Image: Ingame Studios/505 Games
Problems with gunplay and stealth are compounded by Crime Boss’ operators — the characters you choose to play as in each mission. Each one has their quirks, perks, and nerfs, like damage output, movement speed, and how they’re affected when carrying loot, among other things. But they’re subject to fixed loadouts. If your roster of operators doesn’t include someone with silenced weapons, or at least a gadget to support a stealthy approach, expect to go in and get out guns blazing.
In the full game, due to arrive March 28 on Windows PC (PlayStation 5 and Xbox Series X versions are also planned), you’ll theoretically build out that roster by hiring more operators with the money accumulated through missions. And if your character dies in a mission, then they’re gone for good. Although it’s a cool premise that adds stakes on top of a mission’s success, the lack of flexibility or depth with their loadouts in the demo left me with little to work with aside from a rifle or SMG that hardly makes a dent in the multiple SWAT squads barrelling down on my team.
Although the objectives and tasks may change from one mission to the next, the overall gameplay strategy remained constant: Take it as long as possible, then shoot the enemies. There’s something to be said about improvising and adapting, using whatever you have and trying to make it work, but without the right tools (or any tools, really) to work with, you’re left with too few options.

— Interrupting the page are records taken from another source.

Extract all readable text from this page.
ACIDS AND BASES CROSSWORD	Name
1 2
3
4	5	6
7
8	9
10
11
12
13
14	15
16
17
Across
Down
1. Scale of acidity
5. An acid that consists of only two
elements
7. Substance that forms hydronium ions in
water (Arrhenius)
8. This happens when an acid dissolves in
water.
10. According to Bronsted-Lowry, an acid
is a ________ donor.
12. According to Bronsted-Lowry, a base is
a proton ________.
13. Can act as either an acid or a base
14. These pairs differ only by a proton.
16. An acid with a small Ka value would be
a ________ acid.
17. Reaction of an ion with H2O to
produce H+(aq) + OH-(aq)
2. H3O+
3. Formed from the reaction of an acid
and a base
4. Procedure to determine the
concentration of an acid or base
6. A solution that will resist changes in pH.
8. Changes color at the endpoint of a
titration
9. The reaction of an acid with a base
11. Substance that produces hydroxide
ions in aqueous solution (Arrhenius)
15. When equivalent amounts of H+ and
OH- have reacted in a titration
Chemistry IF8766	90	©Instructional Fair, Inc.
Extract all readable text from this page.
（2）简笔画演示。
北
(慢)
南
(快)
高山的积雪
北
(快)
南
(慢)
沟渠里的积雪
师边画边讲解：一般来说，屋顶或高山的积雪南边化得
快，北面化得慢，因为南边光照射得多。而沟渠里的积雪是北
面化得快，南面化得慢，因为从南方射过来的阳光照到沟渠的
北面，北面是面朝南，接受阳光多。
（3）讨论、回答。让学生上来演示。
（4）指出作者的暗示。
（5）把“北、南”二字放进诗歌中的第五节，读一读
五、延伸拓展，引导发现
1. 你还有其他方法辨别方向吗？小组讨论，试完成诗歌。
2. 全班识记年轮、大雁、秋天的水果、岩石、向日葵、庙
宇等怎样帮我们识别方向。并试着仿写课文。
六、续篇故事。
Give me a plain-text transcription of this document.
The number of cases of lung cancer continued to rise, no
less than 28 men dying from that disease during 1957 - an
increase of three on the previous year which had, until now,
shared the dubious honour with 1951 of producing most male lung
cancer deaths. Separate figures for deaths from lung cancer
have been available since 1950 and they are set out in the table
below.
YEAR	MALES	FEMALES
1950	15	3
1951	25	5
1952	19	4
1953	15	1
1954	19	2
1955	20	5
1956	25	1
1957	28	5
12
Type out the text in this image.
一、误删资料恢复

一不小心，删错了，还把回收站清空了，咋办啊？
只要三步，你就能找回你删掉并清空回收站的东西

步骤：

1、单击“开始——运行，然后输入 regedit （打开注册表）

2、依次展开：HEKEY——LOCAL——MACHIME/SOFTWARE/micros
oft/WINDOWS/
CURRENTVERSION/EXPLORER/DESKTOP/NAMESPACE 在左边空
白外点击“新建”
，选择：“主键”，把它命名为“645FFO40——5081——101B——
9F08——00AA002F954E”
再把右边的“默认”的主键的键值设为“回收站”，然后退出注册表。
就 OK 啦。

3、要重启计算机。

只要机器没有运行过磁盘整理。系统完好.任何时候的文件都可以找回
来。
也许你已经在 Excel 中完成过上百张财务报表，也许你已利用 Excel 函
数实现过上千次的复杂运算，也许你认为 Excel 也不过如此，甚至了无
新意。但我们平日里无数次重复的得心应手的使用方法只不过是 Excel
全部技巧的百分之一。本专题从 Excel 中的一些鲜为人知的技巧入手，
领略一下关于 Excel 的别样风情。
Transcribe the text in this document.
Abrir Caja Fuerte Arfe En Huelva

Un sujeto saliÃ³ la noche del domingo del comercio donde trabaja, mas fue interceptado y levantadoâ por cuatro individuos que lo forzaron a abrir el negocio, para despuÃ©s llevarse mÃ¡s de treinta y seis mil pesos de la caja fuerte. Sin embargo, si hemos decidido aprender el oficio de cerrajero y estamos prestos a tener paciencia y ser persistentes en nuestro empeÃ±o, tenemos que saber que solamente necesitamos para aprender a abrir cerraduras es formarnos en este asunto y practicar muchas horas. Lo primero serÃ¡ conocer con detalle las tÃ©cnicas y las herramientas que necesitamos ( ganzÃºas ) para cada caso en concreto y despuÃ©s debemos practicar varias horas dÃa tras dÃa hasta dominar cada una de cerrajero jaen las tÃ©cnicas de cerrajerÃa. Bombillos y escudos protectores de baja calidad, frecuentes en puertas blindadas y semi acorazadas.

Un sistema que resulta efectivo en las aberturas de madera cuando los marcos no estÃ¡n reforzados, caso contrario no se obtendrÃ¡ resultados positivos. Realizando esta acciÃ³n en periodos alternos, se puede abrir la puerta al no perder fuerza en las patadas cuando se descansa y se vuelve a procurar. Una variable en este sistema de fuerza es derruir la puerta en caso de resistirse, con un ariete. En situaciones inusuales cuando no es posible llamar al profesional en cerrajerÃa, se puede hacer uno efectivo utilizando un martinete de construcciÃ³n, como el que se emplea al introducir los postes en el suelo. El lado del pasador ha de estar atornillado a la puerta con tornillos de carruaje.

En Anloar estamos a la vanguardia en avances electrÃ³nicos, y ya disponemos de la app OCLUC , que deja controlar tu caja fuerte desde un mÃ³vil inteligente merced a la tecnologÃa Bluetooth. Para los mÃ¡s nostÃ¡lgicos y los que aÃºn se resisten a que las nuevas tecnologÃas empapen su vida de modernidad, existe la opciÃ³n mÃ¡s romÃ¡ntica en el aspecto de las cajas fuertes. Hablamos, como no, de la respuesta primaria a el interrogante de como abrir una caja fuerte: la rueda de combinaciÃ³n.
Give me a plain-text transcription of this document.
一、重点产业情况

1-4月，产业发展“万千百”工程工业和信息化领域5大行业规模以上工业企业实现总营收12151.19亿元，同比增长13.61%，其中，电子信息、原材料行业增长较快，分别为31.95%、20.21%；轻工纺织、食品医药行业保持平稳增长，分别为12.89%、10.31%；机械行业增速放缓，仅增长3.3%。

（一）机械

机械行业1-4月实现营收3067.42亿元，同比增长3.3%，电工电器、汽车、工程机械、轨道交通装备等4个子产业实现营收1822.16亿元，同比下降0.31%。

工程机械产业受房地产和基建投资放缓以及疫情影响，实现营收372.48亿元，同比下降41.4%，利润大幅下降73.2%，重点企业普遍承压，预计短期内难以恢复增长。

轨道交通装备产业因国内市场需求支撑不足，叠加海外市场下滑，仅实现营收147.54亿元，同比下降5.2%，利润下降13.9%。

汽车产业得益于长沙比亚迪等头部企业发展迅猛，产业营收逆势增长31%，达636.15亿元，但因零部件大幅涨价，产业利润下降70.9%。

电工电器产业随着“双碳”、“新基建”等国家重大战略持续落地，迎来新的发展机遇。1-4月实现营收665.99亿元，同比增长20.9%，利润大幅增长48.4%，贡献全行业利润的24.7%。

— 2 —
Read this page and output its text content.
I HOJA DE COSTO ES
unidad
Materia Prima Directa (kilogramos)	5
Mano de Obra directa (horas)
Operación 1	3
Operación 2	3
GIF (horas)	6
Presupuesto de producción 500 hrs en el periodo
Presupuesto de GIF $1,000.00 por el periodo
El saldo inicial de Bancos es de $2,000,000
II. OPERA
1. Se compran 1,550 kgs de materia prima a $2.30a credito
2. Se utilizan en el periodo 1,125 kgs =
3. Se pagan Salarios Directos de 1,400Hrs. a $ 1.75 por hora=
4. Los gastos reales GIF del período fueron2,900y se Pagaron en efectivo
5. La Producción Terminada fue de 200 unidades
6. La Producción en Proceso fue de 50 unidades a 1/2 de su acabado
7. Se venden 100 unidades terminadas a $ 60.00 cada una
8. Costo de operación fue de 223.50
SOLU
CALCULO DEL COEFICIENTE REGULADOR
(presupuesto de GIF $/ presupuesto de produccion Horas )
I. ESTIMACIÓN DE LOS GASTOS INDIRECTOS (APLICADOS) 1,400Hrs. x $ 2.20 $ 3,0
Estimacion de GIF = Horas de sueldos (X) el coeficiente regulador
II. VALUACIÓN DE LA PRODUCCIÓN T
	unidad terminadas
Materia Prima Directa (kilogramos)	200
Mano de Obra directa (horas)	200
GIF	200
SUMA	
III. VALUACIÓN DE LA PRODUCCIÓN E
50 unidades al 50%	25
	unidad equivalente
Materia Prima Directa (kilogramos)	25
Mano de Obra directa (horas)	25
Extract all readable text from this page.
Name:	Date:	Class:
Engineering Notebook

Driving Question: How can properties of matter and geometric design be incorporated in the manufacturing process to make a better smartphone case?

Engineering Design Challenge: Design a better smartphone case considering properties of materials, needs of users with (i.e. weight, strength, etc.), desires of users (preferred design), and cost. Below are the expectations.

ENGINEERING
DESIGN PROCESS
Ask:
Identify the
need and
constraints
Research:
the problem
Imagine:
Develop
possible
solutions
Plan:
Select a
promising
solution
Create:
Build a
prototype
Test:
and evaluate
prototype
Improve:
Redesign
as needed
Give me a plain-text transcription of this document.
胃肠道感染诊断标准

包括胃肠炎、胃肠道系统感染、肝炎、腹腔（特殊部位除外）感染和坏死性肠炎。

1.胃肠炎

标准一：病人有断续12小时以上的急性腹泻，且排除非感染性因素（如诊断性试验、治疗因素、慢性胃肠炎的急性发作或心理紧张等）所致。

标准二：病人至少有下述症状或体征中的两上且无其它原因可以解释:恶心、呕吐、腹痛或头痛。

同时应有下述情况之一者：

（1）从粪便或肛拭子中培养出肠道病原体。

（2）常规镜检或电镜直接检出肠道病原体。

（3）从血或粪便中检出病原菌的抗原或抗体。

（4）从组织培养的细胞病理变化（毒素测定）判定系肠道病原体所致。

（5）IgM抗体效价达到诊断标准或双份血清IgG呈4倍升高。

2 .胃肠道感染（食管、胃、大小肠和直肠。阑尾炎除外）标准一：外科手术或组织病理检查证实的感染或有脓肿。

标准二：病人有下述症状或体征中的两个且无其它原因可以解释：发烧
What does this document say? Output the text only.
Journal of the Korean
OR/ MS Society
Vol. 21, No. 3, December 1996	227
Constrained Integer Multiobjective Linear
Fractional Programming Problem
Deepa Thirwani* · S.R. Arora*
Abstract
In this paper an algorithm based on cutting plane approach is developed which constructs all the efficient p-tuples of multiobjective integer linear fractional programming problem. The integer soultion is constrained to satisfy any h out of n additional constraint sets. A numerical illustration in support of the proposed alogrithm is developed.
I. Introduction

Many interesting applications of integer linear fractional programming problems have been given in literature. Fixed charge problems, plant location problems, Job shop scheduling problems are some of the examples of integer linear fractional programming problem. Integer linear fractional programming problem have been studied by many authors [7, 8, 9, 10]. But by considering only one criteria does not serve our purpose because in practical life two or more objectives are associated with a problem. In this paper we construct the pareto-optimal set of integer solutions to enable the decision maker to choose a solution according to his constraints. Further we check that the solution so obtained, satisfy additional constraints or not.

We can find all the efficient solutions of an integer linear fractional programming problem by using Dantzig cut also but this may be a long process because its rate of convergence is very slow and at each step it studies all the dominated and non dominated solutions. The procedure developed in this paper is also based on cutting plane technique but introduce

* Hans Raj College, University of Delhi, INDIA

Image: Ingame Studios/505 Games
Whatever the hell is going on with the game’s characters isn’t going to make up for what Crime BossThere is also a lack of gameplay. The dialogue I heard in the cutscenes between missions sounds almost like it was written for an old script. Chuck Norris is the worst offenders. The performances and tone of the film are not up to the standard. I expected moments of stupid, self-aware humor from the likes Michael Madsen and Danny Glover. I struggle to imagine these aspects landing in a full story based on the preview’s snippets of corny dialogue and half-hearted delivery.
Crime BossThe company wants to be compared with Hollywood celebrities and movie stars, even though its core gameplay is just as poor. The hope is that other game modes, missions, or characters create room for deeper tactical considerations, or at least lead to scenarios where objectives and maps set the stage for a better dynamic than the normal stealth-to-shootout-to-extraction flow. Because there’s space in the market for more four-player co-op shooters, especially the variety that encourages teamwork in moments of high stakes tension. I just don’t think I’m picking up what Crime BossIt is the act of putting down.